Tráfico de escravos em Botafogo

Tráfico de escravos em Botafogo

Após a proibição do comércio de escravos – definida no tratado de 1826 entre Brasil e Inglaterra –, a Praia de Botafogo tornou-se um dos pontos de receptação de africanos contrabandeados, que, muitas vezes, eram trocados por sacas de café.

Vem dessa época a expressão “pra inglês ver”, pois traficantes – com a vista grossa dos políticos, do Judiciário, das autoridades e das indústrias que utilizavam mão de obra escrava – ignoravam a proibição. Por outro lado, os britânicos, cansados de serem ludibriados, passaram a abordar e a apreender embarcações suspeitas no interior dos portos e nas praias do Rio de Janeiro, o que violava a soberania do país.

Em 1817, havia sido criada uma comissão mista anglo-brasileira para resolver disputas judiciais entre cidadãos dos dois países. Pelo lado britânico, Frederick Grigg, morador de Botafogo, era um dos membros da comissão.

Em 1836, Mr. Grigg relatou ao seu governo que, em setembro daquele ano, cerca de 30 a 40 negros escravizados haviam sido encontrados pela polícia local lavando-se em uma praia próxima à Fortaleza de São João. E que, ao se aproximarem, os soldados foram recebidos a bala pelos traficantes – bem mais numerosos – e obrigados a fugir para os lados de Botafogo, trazendo apenas alguns poucos africanos que conseguiram resgatar.

A comissão mista era um verdadeiro cabo de guerra: enquanto os comissários Grigg e John Samo autorizavam o apresamento das embarcações suspeitas, representantes brasileiros protestavam, absolviam os acusados e, não raramente, estimulavam pedidos de indenização.

Foi o caso do barco “Dous amigos”.

Na manhã do dia 14 de junho de 1843, o cruzador britânico Curlew, com 10 bocas de canhão, entrou na Enseada de Botafogo visando a um barco suspeito ancorado perto da praia. O comandante John Foote enviou um bote com homens armados para abordar e capturar o Dous Amigos, equipado para o tráfico de escravos. Com a aproximação do bote, o capitão do barco Jacob Maurity e sua tripulação fugiram.

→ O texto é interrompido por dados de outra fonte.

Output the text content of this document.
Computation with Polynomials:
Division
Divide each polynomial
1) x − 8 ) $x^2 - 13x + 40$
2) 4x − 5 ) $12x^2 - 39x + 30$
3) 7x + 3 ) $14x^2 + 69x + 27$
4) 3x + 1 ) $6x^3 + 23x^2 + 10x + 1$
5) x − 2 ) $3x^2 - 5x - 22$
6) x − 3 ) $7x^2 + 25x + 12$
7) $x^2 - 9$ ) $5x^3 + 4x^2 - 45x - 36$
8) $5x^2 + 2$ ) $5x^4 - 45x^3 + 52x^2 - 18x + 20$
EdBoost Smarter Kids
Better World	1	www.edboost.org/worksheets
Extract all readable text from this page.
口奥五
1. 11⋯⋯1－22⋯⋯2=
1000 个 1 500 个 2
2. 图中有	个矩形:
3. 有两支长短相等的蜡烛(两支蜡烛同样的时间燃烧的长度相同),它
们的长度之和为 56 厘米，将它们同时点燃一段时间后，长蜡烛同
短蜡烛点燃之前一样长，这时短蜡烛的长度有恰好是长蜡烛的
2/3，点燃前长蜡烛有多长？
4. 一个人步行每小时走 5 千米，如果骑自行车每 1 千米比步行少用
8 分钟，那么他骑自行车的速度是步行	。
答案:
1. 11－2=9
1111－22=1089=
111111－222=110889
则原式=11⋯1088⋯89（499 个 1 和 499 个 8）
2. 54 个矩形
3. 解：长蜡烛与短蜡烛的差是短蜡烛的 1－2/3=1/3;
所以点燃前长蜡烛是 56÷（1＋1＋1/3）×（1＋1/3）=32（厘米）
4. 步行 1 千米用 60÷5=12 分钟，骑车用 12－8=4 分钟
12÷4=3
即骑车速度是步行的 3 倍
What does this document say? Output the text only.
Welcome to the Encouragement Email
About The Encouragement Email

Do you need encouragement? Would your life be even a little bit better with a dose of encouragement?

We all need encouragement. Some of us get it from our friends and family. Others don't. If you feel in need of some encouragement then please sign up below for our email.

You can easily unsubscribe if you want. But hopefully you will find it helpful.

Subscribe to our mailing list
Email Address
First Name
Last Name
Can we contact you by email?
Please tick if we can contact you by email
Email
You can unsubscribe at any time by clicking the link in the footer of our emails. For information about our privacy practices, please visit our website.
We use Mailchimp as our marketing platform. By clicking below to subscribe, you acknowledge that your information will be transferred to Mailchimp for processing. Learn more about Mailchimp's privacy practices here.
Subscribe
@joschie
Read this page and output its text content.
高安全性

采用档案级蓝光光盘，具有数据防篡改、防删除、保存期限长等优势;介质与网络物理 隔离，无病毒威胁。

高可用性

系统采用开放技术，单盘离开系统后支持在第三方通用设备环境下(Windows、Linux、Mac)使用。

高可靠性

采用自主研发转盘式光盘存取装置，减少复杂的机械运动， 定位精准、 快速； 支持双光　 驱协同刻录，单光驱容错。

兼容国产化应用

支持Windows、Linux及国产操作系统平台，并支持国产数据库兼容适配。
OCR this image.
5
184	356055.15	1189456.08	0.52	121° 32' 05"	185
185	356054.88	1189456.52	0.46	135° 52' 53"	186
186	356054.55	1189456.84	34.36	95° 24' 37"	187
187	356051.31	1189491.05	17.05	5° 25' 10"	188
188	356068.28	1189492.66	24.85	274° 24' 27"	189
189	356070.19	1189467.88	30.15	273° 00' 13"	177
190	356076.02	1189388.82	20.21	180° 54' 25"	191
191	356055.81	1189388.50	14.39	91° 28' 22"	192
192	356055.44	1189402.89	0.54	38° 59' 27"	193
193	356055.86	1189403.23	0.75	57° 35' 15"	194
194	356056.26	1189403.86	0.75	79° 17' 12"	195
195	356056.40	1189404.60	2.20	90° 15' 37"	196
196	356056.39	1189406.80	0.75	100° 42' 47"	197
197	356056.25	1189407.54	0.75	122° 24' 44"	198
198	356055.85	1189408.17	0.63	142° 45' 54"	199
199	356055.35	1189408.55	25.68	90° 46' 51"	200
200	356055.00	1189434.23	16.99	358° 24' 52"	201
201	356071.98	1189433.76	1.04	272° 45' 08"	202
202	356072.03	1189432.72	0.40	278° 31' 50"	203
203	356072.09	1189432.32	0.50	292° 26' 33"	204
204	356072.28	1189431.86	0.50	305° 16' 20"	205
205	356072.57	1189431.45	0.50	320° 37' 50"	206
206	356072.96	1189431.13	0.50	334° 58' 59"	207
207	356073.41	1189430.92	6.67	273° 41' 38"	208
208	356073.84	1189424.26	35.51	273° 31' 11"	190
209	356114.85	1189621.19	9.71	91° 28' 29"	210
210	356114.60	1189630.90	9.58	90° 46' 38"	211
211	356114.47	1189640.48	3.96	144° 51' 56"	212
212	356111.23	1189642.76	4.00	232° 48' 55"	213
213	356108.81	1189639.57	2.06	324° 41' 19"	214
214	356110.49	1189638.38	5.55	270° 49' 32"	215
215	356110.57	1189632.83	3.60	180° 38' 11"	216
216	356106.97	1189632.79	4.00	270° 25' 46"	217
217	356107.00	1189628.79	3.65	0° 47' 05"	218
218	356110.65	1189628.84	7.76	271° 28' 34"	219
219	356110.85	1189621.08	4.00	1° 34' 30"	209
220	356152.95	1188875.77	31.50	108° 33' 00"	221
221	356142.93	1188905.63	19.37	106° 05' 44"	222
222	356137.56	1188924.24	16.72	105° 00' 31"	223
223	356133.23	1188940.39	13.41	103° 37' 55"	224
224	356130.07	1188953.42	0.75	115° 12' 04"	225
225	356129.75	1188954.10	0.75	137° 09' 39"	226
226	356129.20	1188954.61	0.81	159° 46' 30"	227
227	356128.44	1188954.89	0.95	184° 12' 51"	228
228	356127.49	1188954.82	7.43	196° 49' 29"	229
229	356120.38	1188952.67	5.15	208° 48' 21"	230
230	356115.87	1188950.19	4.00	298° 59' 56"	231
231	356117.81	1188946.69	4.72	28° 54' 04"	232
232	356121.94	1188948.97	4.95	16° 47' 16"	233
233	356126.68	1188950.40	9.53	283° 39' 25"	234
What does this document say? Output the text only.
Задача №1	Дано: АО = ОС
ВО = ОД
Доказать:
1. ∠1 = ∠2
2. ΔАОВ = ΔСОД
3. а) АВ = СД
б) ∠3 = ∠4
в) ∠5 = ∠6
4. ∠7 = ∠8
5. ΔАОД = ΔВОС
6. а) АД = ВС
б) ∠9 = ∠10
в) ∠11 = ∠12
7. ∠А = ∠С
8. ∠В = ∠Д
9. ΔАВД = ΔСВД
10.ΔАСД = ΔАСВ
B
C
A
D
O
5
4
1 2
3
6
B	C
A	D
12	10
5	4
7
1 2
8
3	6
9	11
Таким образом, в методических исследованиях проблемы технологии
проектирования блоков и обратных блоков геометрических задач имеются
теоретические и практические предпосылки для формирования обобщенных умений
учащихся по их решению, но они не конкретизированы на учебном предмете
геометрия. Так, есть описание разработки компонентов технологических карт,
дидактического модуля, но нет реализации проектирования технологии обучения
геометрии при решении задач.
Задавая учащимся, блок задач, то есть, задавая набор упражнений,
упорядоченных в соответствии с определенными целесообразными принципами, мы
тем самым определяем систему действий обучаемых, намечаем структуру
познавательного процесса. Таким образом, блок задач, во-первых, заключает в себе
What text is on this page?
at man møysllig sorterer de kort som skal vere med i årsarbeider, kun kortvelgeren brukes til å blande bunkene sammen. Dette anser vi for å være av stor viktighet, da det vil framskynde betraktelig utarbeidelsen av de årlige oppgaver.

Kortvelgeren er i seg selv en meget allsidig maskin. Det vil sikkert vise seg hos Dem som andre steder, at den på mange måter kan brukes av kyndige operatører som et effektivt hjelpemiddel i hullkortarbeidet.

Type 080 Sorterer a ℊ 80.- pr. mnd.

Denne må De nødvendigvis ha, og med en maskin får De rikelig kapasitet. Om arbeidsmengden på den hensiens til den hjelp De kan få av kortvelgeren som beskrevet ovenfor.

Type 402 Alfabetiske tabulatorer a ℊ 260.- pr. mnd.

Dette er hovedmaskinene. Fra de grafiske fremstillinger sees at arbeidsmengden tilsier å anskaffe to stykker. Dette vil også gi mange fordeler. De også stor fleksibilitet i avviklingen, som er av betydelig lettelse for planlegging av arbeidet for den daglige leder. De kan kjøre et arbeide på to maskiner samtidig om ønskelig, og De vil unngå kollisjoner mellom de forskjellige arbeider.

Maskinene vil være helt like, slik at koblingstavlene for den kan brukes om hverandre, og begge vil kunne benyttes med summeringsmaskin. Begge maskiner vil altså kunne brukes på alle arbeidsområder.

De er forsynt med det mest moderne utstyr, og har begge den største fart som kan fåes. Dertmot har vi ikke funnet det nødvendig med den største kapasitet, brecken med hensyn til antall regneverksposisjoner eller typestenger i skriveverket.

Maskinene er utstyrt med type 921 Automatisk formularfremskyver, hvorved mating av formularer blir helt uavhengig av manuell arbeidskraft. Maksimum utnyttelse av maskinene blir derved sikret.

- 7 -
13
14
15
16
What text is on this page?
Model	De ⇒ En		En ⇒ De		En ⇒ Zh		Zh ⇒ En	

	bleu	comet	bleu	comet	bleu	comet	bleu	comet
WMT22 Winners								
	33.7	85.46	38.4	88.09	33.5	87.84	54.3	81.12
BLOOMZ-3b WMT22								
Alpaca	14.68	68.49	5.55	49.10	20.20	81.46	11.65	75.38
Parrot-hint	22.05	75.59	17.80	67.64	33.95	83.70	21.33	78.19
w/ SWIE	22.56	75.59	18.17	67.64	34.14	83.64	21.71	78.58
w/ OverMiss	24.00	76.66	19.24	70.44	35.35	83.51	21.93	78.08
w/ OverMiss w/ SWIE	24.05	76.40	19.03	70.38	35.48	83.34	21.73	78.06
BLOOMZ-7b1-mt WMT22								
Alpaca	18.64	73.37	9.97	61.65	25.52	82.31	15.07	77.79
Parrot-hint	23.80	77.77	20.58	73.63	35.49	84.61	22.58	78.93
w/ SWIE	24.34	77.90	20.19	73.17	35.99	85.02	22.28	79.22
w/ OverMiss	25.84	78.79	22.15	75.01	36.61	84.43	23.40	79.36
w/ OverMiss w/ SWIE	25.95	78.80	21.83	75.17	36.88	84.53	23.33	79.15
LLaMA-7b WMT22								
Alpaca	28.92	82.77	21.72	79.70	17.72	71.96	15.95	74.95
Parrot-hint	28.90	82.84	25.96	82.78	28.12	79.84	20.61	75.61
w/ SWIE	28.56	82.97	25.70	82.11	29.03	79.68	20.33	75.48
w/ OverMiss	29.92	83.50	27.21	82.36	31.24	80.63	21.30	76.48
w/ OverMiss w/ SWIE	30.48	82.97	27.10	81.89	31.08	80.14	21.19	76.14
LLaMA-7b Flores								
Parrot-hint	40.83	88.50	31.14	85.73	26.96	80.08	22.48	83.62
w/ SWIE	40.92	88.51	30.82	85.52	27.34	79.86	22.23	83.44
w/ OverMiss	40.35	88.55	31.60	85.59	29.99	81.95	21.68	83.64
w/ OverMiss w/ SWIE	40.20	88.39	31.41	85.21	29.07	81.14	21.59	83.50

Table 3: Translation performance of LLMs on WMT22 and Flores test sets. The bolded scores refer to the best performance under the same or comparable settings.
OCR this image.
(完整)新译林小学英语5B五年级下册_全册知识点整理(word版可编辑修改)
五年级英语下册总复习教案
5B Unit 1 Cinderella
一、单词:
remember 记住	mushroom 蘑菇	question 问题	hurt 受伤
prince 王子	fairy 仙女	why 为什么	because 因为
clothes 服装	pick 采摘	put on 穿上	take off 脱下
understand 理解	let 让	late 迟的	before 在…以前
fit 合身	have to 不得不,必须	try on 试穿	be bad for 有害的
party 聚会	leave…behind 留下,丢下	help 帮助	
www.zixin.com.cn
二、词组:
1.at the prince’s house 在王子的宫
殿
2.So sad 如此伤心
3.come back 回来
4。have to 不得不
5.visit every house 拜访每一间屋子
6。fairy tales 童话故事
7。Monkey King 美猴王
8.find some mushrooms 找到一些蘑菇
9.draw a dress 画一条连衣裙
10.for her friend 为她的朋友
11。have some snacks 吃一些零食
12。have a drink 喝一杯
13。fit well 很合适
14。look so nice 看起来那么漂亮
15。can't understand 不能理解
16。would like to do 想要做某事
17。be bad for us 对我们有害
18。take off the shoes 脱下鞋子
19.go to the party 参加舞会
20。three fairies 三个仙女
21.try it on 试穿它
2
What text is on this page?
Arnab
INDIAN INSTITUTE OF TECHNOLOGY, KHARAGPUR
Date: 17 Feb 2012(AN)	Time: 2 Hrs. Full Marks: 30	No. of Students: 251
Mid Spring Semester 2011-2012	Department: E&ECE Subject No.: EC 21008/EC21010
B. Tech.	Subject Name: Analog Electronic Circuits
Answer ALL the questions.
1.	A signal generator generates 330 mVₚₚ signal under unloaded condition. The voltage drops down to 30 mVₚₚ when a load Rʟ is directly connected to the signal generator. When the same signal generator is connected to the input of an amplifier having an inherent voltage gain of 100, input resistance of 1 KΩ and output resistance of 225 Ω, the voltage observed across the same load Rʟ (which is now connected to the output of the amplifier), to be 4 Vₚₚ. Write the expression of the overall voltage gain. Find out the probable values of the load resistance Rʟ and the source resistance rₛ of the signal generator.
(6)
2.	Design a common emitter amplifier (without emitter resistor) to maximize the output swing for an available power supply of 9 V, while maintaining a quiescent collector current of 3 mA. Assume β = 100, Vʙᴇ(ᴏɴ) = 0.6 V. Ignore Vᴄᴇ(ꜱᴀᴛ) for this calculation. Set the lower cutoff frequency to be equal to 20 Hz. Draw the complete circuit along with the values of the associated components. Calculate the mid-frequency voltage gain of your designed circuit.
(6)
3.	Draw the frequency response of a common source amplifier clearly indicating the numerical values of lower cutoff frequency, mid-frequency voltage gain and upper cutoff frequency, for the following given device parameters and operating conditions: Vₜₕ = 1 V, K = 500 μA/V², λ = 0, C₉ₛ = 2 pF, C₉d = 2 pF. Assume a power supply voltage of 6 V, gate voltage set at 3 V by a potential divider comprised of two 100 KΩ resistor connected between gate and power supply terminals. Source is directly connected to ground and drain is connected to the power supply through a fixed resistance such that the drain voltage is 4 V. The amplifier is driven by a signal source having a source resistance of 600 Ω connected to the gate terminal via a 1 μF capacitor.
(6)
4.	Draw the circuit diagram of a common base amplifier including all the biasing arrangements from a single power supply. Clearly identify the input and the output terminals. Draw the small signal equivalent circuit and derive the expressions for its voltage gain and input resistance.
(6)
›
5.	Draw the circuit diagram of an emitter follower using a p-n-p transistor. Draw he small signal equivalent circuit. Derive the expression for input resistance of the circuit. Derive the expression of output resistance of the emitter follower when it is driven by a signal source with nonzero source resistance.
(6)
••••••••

O comerciante José Bernardino de Sá, proprietário do Dous Amigos, levou mais de três meses para reclamar o barco – àquela altura resumido a restos do casco – e seus pertences. Ele entrou com um pedido de indenização por danos materiais e lucro cessante. Segundo alegou, o barco tinha como destino o porto de Cotinguiba, em Sergipe. Os comissários do lado brasileiro deram ganho de causa ao comerciante, mas Grigg e Samo indeferiram o pleito. Segundo eles, as “provas” apresentadas eram claramente forjadas ou não tinham valor legal. 

A comissão mista era palco de embates constantes. Grigg e Samo denunciavam as péssimas condições em que se encontravam os africanos livres que trabalhavam nas obras da prisão correcional, em situação pior do que a de condenados. Os brasileiros respondiam que o operariado inglês – assalariado e livre, mas sem direitos sociais – não gozava de tanta liberdade como os africanos livres.

É possível que ambas as partes tivessem razão. Se navios britânicos perseguiam barcos de traficantes de escravos “por razões humanitárias”, a Grã-Bretanha, nova dona dos mares, explorava a maior parte das colônias no continente africano. Apesar das leis criadas para coibir o tráfico e do empenho dos representantes ingleses, mais de 120 mil africanos foram introduzidos ilegalmente no país entre 1830 e 1850. Em 1888, quando foi abolida a escravidão, os velhos senhores de escravos ainda se acharam no direito de exigir indenizações ao governo brasileiro. Esse problema foi resolvido por Rui Barbosa, quando ministro da Fazenda do primeiro governo republicano. O advogado residente em Botafogo mandou queimar todos os registros relativos ao comércio de escravos. Ninguém recebeu indenização. Em compensação, perdeu-se o registro histórico de uma ignomínia. Por sorte, ainda podemos contar, como fontes de pesquisa, com relatos precisos dos burocratas ingleses, que eram chamados pelos escravocratas genericamente de “malditos ingleses”.